One-year change in anterior cingulate cortex white matter microstructure: relationship with late-life depression outcomes
- PMID: 20808126
- PMCID: PMC3000437
- DOI: 10.1097/JGP.0b013e3181e70cec
One-year change in anterior cingulate cortex white matter microstructure: relationship with late-life depression outcomes
Abstract
Objective: differences in white matter structure measured with diffusion tensor imaging (DTI) are associated with late-life depression, but results examining how these differences relate to antidepressant remission are mixed.
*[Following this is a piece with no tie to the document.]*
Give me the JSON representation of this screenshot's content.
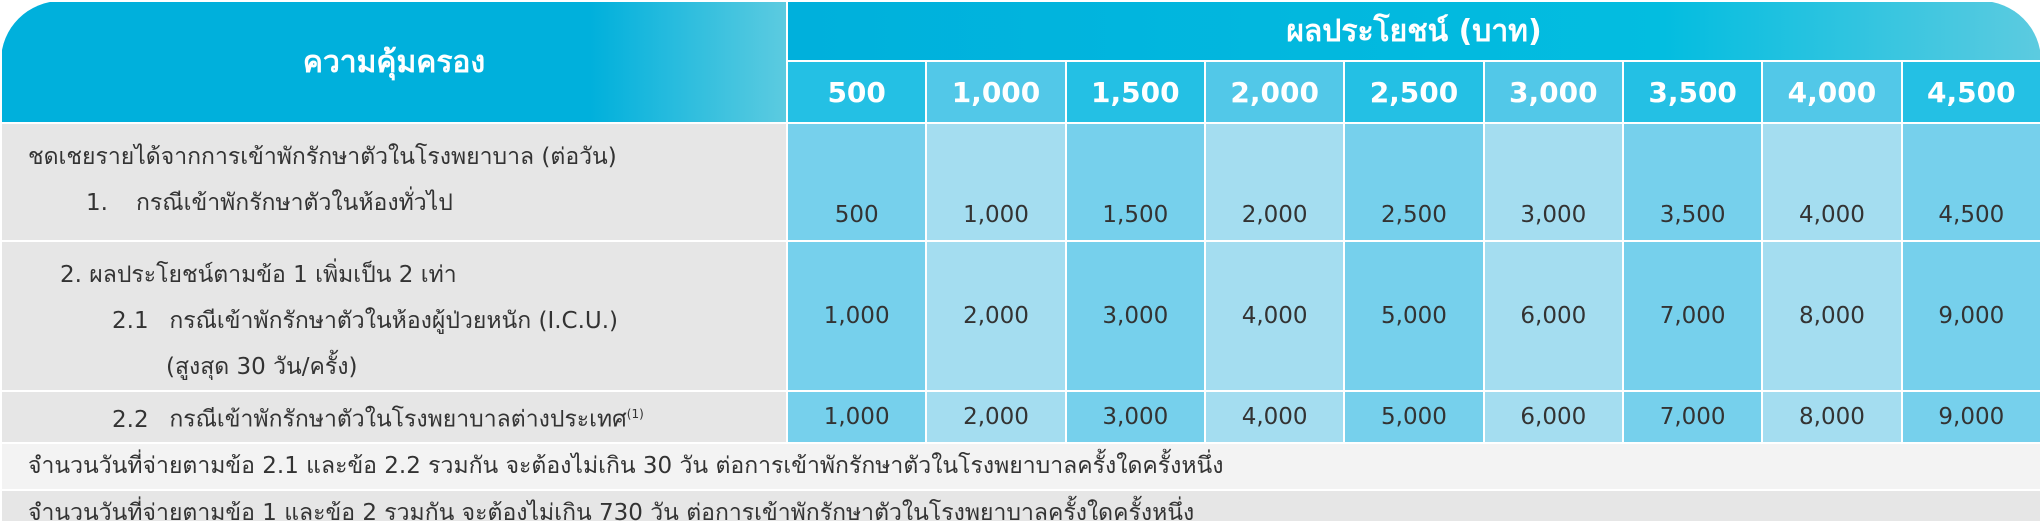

To better describe these relationships, the authors examined how 1-year change in DTI measures are related to 1-year course of depression.
Design: one-year cross-sectional follow-up to a 12-week clinical trial of sertraline.
Setting: outpatients at an academic medical center.
Participants: twenty-nine depressed and 20 never-depressed elderly subjects. Over the 1-year period, 16 depressed subjects achieved and maintained remission, whereas 13 did not.
Measurements: one-year change in fractional anisotropy (FA) and diffusivity in frontal white matter, as measured by DTI.
Results: contrary to our hypotheses, depressed subjects who did not remit over the study interval exhibited significantly less change in anterior cingulate cortex (ACC) white matter FA than did never-depressed or depressed-remitted subjects. There were no group differences in other frontal or central white matter regions. Moreover, there was a significant positive relationship between change in Montgomery-Asberg Depression Rating Scale (MADRS) and change in ACC FA, wherein greater interval decline in FA was associated with greater interval decline in MADRS.
Conclusion: older depressed individuals who remit exhibit white matter changes comparable with what is observed in never-depressed individuals, whereas nonremitters exhibit significantly less change in ACC FA. Such a finding may be related to either antidepressant effects on brain structure or the effects of chronic stress on brain structure. Further work is needed to better understand this relationship.
2011 American Association for Geriatric Psychiatry.